To synchronise the members of the security policy group, you must first create the group (for example my filtering group) at the administration console level. Then it is necessary to create an attribute at the level of your directory such as "esecuremailfilterprofil" (so you can map the filtering group).
How to create the attribute (Active directory)
Go to your server configuration and pull down the "Active Directory Schema..." tree and right click on "Attributes" and then "Create Attribute...".
A 'window'
will appear telling you that any creation of an object in the schema is
permanent, click on 'Continue'.
Fill in the following information:
- Common Name : Esecuremail-Filter-profil
- LDAP Display Name: Corresponds to the LDAP name of the attribute
- Unique X500 Object ID: Corresponds to a unique ID of the attribute in your Active Directory schema (Refer to the following script to generate this ID)

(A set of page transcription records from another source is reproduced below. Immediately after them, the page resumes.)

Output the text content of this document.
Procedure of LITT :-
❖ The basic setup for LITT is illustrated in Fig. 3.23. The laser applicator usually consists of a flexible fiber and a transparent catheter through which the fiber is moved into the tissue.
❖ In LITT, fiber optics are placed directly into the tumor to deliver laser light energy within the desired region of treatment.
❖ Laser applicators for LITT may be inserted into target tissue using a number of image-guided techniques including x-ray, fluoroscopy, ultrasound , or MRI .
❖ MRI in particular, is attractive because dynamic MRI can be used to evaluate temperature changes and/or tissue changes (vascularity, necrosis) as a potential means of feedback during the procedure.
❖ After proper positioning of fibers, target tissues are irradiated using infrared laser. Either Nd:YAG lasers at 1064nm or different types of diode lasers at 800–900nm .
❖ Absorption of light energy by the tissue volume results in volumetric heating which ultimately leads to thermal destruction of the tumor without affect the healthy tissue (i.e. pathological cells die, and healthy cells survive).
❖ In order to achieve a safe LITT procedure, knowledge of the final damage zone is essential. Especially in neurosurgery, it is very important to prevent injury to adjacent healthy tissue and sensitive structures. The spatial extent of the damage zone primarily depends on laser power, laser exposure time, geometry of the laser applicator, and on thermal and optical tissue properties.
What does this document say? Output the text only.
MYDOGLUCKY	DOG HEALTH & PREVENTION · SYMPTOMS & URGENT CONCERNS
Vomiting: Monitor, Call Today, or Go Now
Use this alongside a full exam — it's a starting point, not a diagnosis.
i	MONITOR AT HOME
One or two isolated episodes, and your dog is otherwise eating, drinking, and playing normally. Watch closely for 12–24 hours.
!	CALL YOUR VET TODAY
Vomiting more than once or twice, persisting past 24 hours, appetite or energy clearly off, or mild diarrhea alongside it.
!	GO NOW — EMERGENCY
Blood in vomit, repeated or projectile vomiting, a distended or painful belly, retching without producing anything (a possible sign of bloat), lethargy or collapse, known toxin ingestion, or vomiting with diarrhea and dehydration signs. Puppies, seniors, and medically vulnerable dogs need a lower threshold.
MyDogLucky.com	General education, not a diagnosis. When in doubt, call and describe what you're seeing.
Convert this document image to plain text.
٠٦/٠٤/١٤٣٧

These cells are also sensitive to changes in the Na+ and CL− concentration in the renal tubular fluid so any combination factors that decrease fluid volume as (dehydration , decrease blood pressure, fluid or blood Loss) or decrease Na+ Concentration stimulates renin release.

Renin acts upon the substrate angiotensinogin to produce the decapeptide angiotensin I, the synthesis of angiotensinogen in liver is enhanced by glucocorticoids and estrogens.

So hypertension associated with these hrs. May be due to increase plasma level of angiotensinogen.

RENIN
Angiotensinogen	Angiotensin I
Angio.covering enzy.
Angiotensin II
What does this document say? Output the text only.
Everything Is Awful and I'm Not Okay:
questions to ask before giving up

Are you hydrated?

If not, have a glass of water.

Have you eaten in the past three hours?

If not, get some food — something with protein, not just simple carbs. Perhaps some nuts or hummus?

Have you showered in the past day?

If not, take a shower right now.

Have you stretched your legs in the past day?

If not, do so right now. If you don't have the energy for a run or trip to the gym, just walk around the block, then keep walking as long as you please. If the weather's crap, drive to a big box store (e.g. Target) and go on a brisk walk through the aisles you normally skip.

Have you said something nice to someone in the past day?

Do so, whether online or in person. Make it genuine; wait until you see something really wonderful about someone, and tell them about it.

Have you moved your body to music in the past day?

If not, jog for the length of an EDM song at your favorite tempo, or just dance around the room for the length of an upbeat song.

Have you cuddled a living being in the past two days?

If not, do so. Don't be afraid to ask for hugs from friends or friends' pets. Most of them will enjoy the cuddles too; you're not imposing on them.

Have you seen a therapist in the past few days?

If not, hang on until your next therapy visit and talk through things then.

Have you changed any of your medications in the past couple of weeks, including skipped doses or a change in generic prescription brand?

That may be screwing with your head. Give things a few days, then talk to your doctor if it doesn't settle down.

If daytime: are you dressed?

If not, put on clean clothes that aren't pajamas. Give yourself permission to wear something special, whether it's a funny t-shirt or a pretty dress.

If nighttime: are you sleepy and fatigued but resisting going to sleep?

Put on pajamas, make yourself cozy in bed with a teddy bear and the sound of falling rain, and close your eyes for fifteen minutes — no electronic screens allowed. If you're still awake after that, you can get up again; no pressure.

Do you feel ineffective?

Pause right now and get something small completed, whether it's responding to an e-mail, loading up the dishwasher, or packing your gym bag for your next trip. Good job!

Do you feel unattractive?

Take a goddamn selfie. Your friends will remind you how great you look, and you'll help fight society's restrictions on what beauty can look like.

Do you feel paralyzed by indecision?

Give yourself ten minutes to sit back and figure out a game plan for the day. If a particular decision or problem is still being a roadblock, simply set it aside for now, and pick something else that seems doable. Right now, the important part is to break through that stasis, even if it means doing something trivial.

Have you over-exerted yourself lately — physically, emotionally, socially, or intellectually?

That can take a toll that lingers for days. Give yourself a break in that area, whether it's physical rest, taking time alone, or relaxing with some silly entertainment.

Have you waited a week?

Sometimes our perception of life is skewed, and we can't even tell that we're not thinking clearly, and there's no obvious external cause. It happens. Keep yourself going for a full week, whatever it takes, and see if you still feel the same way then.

- Description : Esecuremail Filtering Profile
- Syntax: Breakage taken into account
- Minimum: Minimum range
- Maximum:
Maximum range
You need to run a .vbs script to generate a unique ID, this is a VBS script to run as an administrator from a domain controller
Once the script has run, enter your X.500 object id
Now we need to associate it with a class and in my case, I want the attribute to be linked to all my "User" objects.
Right click on the "User" class and then on "Properties".
Go to the "Attributes" tab and click on "add".
Look for the "esecuremailFilterProfil" attribute you just created and click "OK".
The attribute now appears in the list of attributes of the user class.